By excluding cash sales the CSO house price index, which estimates that average national house prices are down by 50pc since 2007, almost certainly understates the true extent of the fall in house prices.

And that's not the only problem with the CSO index. With property transactions, whether for cash or financed by a mortgage taking so long to close, the index is a reflection of what was happening in the housing market six or even nine months previously.

At least buyers and sellers of houses now have access to an official index based on the majority of transactions. For anyone wishing to buy or sell commercial property the picture is even less satisfactory. They have to rely on two indices, both of which are published quarterly.

The index compiled by estate agents Jones Lang Lassalle is based on a sample of 32 properties, while the other, which is compiled by the Society of Chartered Surveyors, is based on a much larger sample of 287 properties.

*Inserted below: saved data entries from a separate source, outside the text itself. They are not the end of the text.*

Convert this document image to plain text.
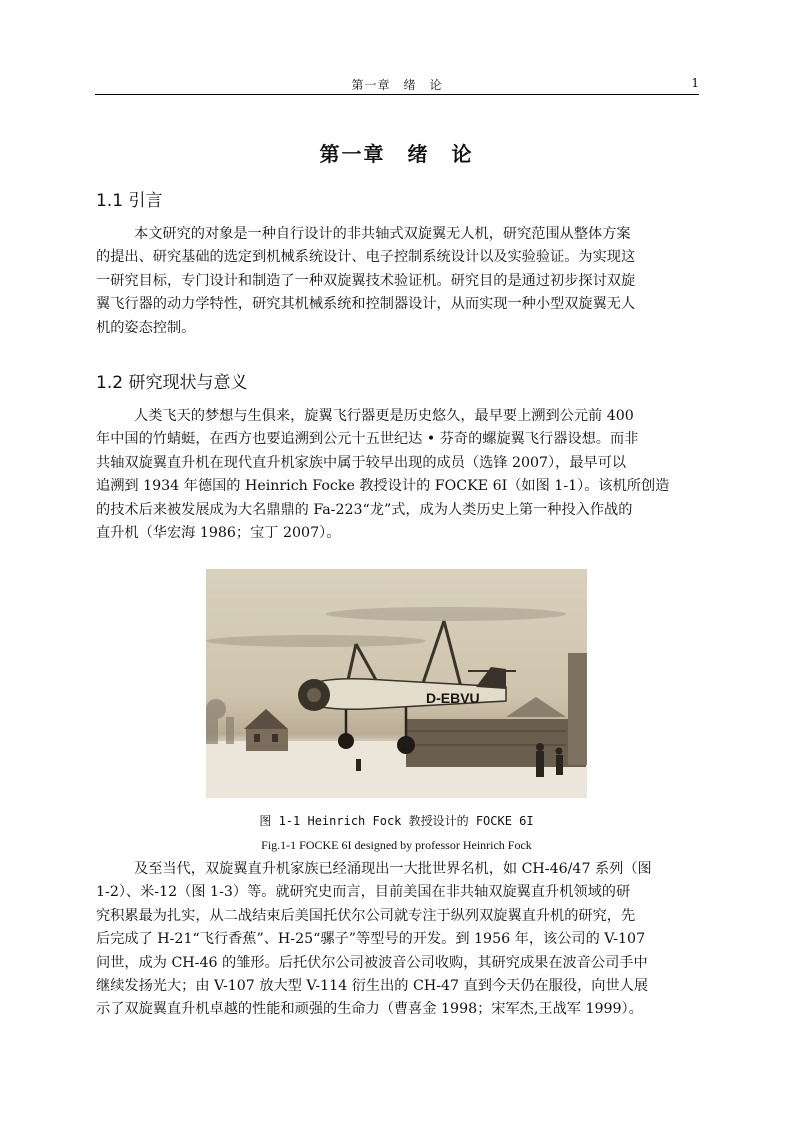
第一章　绪　论	1
第一章　绪　论
1.1 引言

本文研究的对象是一种自行设计的非共轴式双旋翼无人机，研究范围从整体方案
的提出、研究基础的选定到机械系统设计、电子控制系统设计以及实验验证。为实现这
一研究目标，专门设计和制造了一种双旋翼技术验证机。研究目的是通过初步探讨双旋
翼飞行器的动力学特性，研究其机械系统和控制器设计，从而实现一种小型双旋翼无人
机的姿态控制。

1.2 研究现状与意义

人类飞天的梦想与生俱来，旋翼飞行器更是历史悠久，最早要上溯到公元前 400
年中国的竹蜻蜓，在西方也要追溯到公元十五世纪达 • 芬奇的螺旋翼飞行器设想。而非
共轴双旋翼直升机在现代直升机家族中属于较早出现的成员（选锋 2007），最早可以
追溯到 1934 年德国的 Heinrich Focke 教授设计的 FOCKE 6I（如图 1-1）。该机所创造
的技术后来被发展成为大名鼎鼎的 Fa-223“龙”式，成为人类历史上第一种投入作战的
直升机（华宏海 1986；宝丁 2007）。

D-EBVU
图 1-1 Heinrich Fock 教授设计的 FOCKE 6I
Fig.1-1 FOCKE 6I designed by professor Heinrich Fock

及至当代，双旋翼直升机家族已经涌现出一大批世界名机，如 CH-46/47 系列（图
1-2）、米-12（图 1-3）等。就研究史而言，目前美国在非共轴双旋翼直升机领域的研
究积累最为扎实，从二战结束后美国托伏尔公司就专注于纵列双旋翼直升机的研究，先
后完成了 H-21“飞行香蕉”、H-25“骡子”等型号的开发。到 1956 年，该公司的 V-107
问世，成为 CH-46 的雏形。后托伏尔公司被波音公司收购，其研究成果在波音公司手中
继续发扬光大；由 V-107 放大型 V-114 衍生出的 CH-47 直到今天仍在服役，向世人展
示了双旋翼直升机卓越的性能和顽强的生命力（曹喜金 1998；宋军杰,王战军 1999）。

The Jones Lang index tends to be published sooner than the Society of Chartered Surveyors index.

In practice both of them paint a very similar picture of the state of the commercial property market with Jones Lang estimating that prices have fallen by 64.9pc from their 2007 peak and the Society of Chartered Surveyors 65.2pc, a dead heat to all intents and purposes.

While both of the commercial property indices are highly regarded by market practitioners, the situation is clearly less than ideal. Greater transparency is urgently required.

So why can't we just follow the Scottish and English example and make sale prices, for both residential and commercial property, publicly available? This would allow buyers and sellers to make informed decisions.

We're getting there, but oh so slowly. The new Property Services Regulatory Authority (PSRA), the body which has been set up to regulate estate agents, will also maintain a register of house sale prices stretching back to January 2010. Would it not have made more sense to give this job to the Property Registration Authority with which all property transactions must be registered?

We were promised that the register would be up and running by mid-year but that deadline has now slipped to September at the earliest. Don't hold your breath.

The new register will finally lift the fatwa proclaimed by the Data Protection Commissioner, who in 2008 ruled that sale prices could only be published with the consent of both the buyer and the seller.

While no doubt well-intentioned, the DPC's move created enormous scope for unscrupulous estate agents to dissemble on sale prices (see panel).

Unfortunately the new register, whenever it eventually sees the light of day, only extends to residential property. Commercial property remains, for the time being at least, excluded. This exclusion has attracted the ire of Frank Daly, chairman of the country's largest property company NAMA.

In a recent speech to the International Governing Council of the Royal Institute of Chartered Surveyors, Mr Daly welcomed the proposed new register and stated that greater transparency would be positive for the housing market. This transparency would improve buyer confidence, he said.

Disclosure

If disclosure of residential property sale prices was such a good thing, then clearly so would the disclosure of commercial property sale prices be too.

"We favour extending this proposal to commercial property sale transactions because we believe that transparency would enhance the efficiency of that market also," said Mr Daly.

But will it happen and, if so, when? Even getting the register of residential property prices to its current stage has taken forever and a day.

The review group that originally recommended the creation of the PSRA was established by the then justice minister Michael McDowell as long ago as July 2004 but the commencement order actually setting up the PSRA on a statutory basis was only signed by the current Justice Minister Alan Shatter in April of this year.

At this rate of progress it could be well into the next decade before a register of commercial property prices sees the light of day.

While the register of residential property prices will finally allow purchasers and sellers of houses a clear view of sale prices it could be quite a while yet before a similar light is shone into the deeper recesses of the commercial property market.